Hilum - Fallen Sporebound

Hilum

When a spore falls from the fruiting of its parent mushroom, it is no longer part of its parent. It is set adrift, to find its own place to plant itself. On the spore is a scar, showing where it connected to its parent and does no longer. A Hilum.

Sporebound may be more powerful than humans, may have their own goals, but they’re still human. They still have friends and families, hopes and dreams. Despite everything, every awful thing they’ve done to stop the Blight, they’re still human. A Hilum is a former Sporebound that has lost all of their connection to what it means to be human. They’ve lost their reason for being human.

A Hilum can walk and talk like a Sporebound, but they’re … off. Different in the way that reminds you that humans evolved feeling the Uncanny Valley when someone’s not quite human for a reason. Much like a Blight Consumed, looking like a human is not all there is to being human.

Though Hilum are unable to live in the human world (the physical world damages them in the same way the Undergrowth damages Sporebound), the Undergrowth is their home, not their prison. Over time, a Hilum can manipulate part of the Undergrowth into being their own place. Their Domain; their fortress; their Stroma. The bed on which their plans will bloom.

Sporebound can enter a Hilum’s Stroma, and unlike the rest of the Undergrowth, it won’t harm them over time. However, a Hilum controls even the laws of reality within their Stroma. Their reality has rules, which a Sporebound must learn. Each Stroma is different, formed in the image of its maker. Entering one is much like Alice entering Wonderland, or Charlie Bucket entering a certain chocolate factory. As long as a Sporebound obeys the rules of the Stroma, the Undergrowth will not harm them.

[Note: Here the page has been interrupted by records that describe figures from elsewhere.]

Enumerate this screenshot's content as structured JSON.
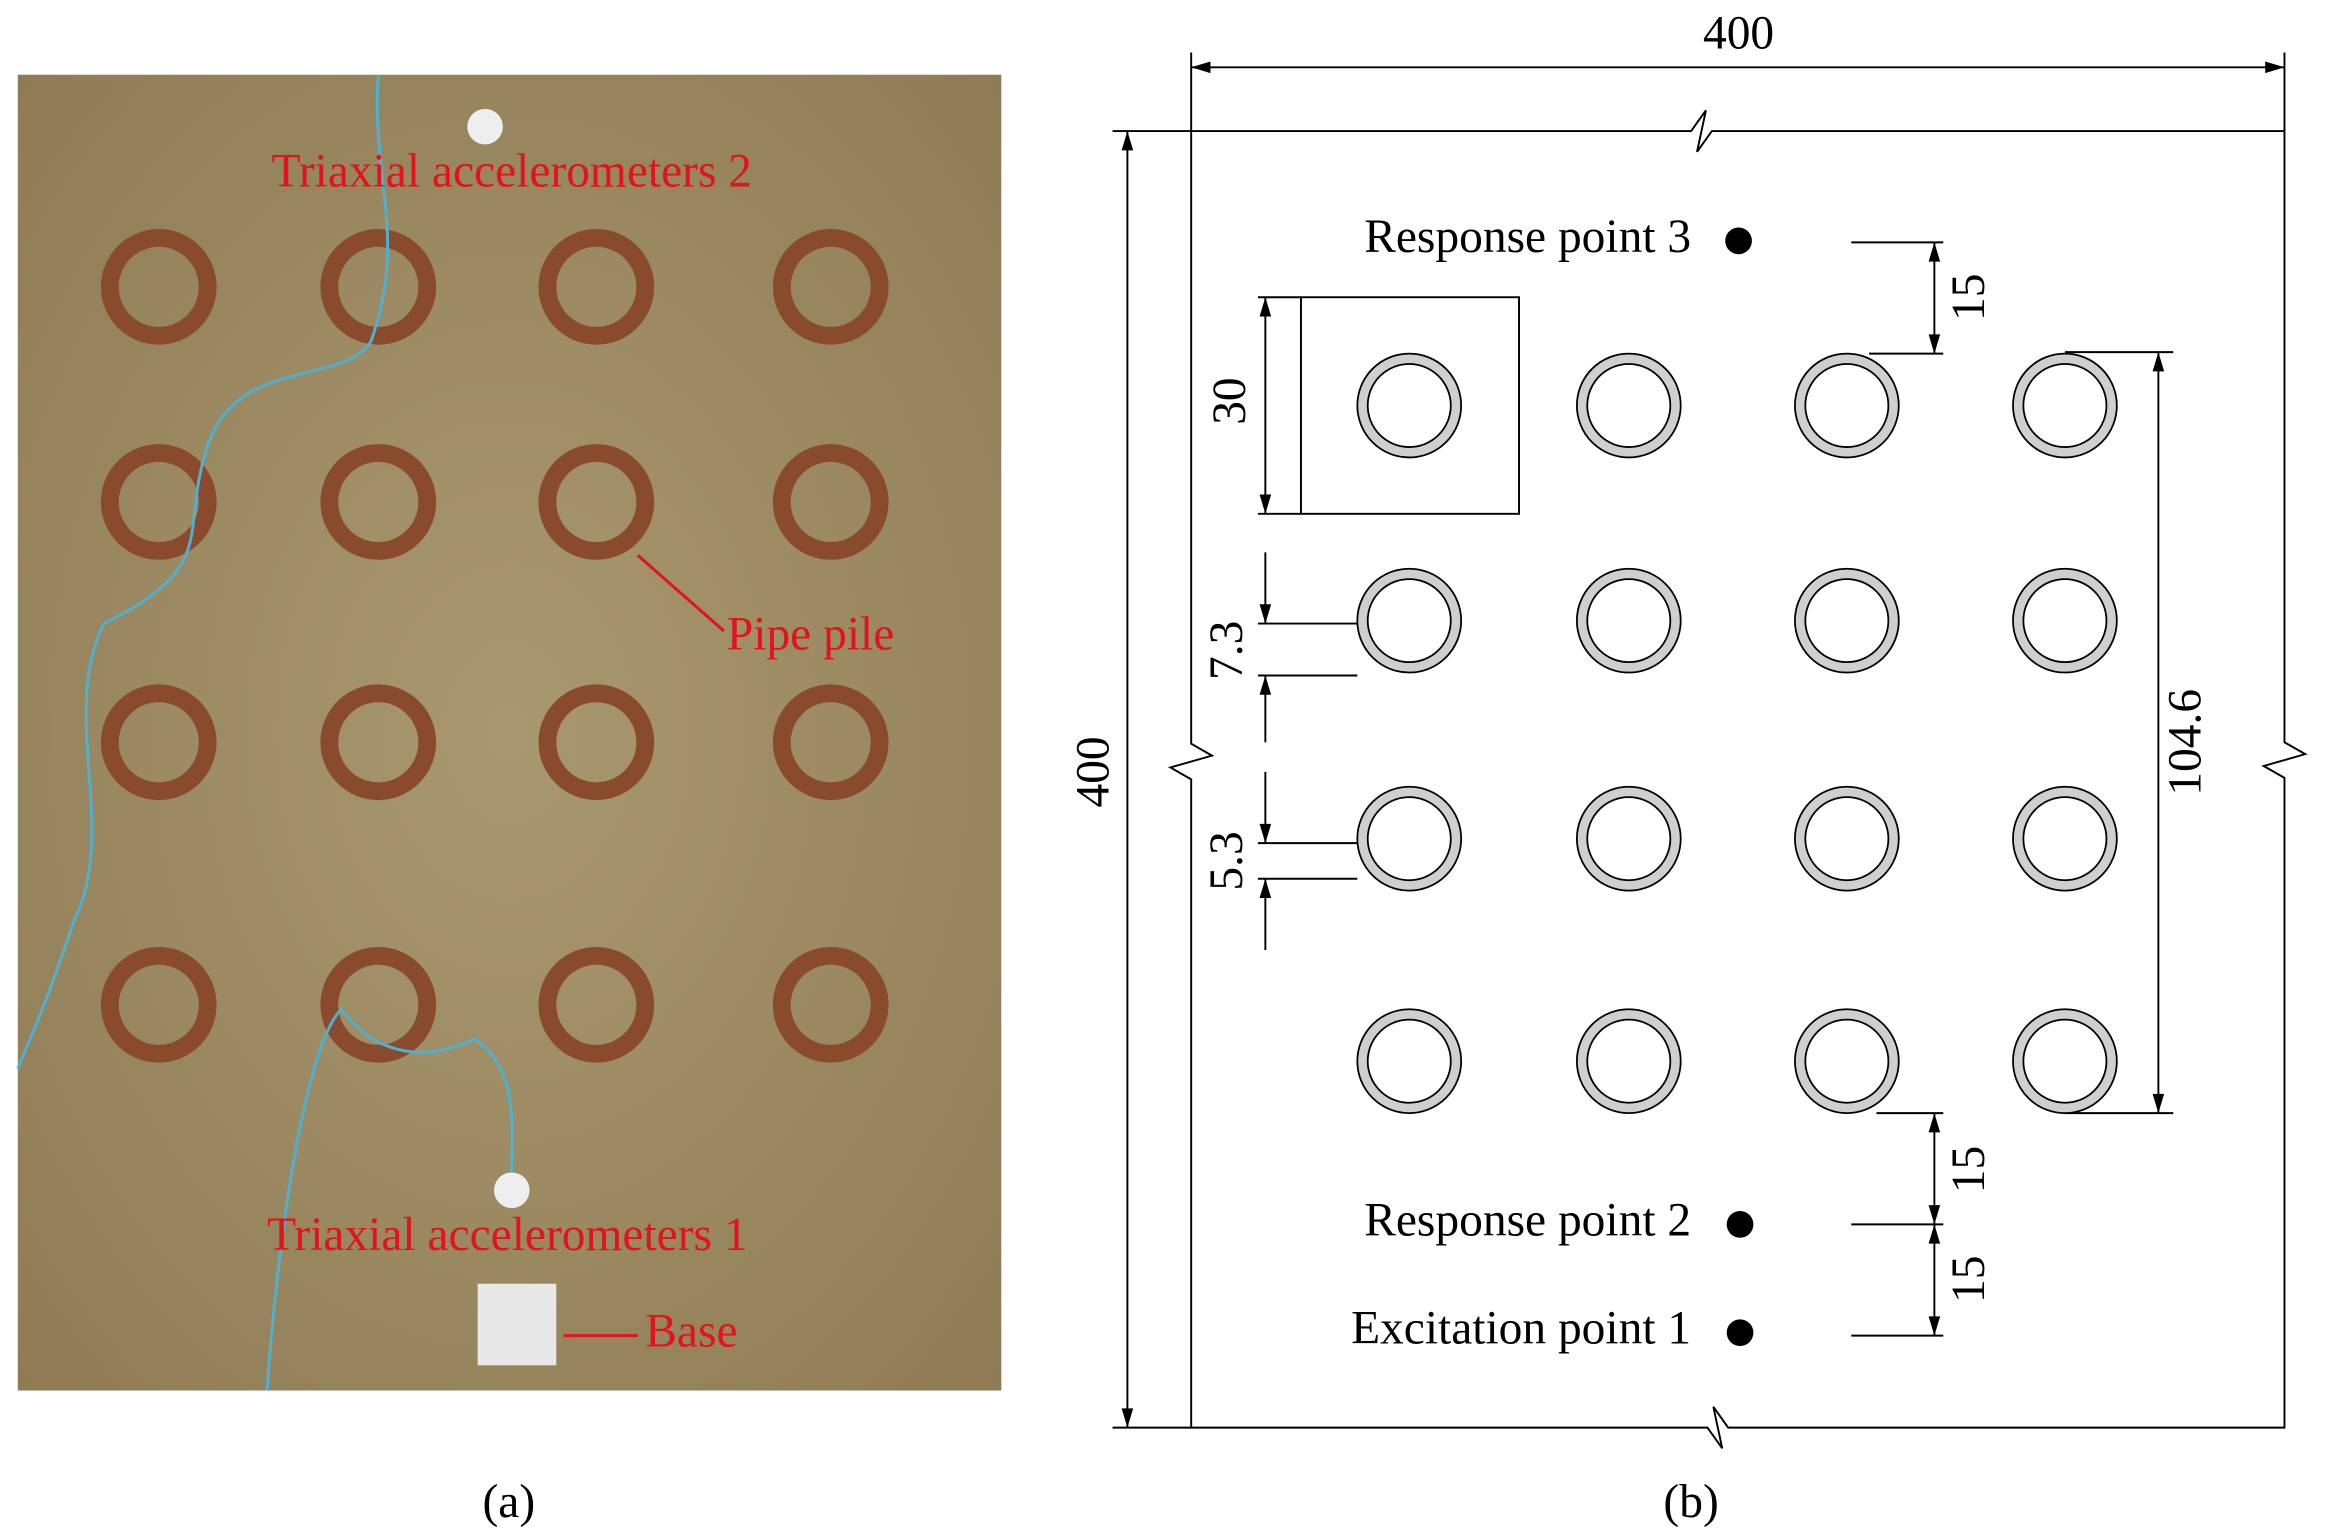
{
  "panel_a": {
    "caption": "(a)",
    "labels": [
      "Triaxial accelerometers 2",
      "Pipe pile",
      "Triaxial accelerometers 1",
      "Base"
    ]
  },
  "panel_b": {
    "caption": "(b)",
    "dimensions": [
      "400",
      "400",
      "30",
      "15",
      "104.6",
      "7.3",
      "5.3",
      "15",
      "15"
    ],
    "points": [
      "Response point 3",
      "Response point 2",
      "Excitation point 1"
    ]
  }
}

If a Hilum manages to establish themselves in the Undergrowth with a Stroma, sometimes they take on a goal of their own in the war of the Mycos. This is usually a goal of the Mycos they’ve fallen from, but this one goes up to 11. If they manage to get followers among the Sporebound, the Hilum can form a Bloom.

Blooms have their own goal, and joining a Bloom gains one access to a new Sporebound power. Unlike most other powers, this power is not attached to the Sporebound’s Anchors.

Blooms can often seem to provide a Sporebound with even more meaning than their Clade can. For some Sporebound, a Hilum’s creation of a Bloom signifies that becoming a Hilum is the natural evolution of what a Sporebound is supposed to be. When pursuing the more radical edge of the Bloom, a Sporebound can usually find all the ingredients to becoming a Hilum themselves.

A Sporebound is the Ship of Theseus - how many pieces of the original can you lose before you’re no longer the same person? A human person? Each crime, each killing, each act that pulls on your human morals pulls you away from them, and away from being human. It’s your Anchors that keep you connected, keep reminding you of why you’re fighting the Blight for the sake of humanity. The sooner you no longer care about humans, the sooner you will cease to be human.

Storytellers, if possible, should warn players who are getting dangerously close to losing their human connection and becoming Hilum … if the trajectory can be predicted. Sometimes it’s not straw, but lead bricks that break the camel’s back, sending the Sporebound tumbling from humanity.

When a Sporebound reaches the breaking point, Storytellers will give them a choice: become a Hilum, or try to claw back. If they try to stay human, they’ll need to spend multiple sessions attempting to repair their connection to their humanity, to their Anchors. During that time, the only thing that can refresh their card pool is a new session. If the Sporebound performs or accepts a Refresh, even once, before healing their connection, they will fall to a Hilum. The surge of Mycos energy will destroy what little humanity they had left.

PCs that are becoming Hilum get another choice - go out in a blaze of glory, or descend into the Undergrowth. The player can continue portraying their character for the rest of the session; afterwards, their character becomes a Hilum, and an NPC. They may later return as antagonists, or they may simply fade into the background of the Undergrowth. In some cases, they may someday return as the head of a Bloom.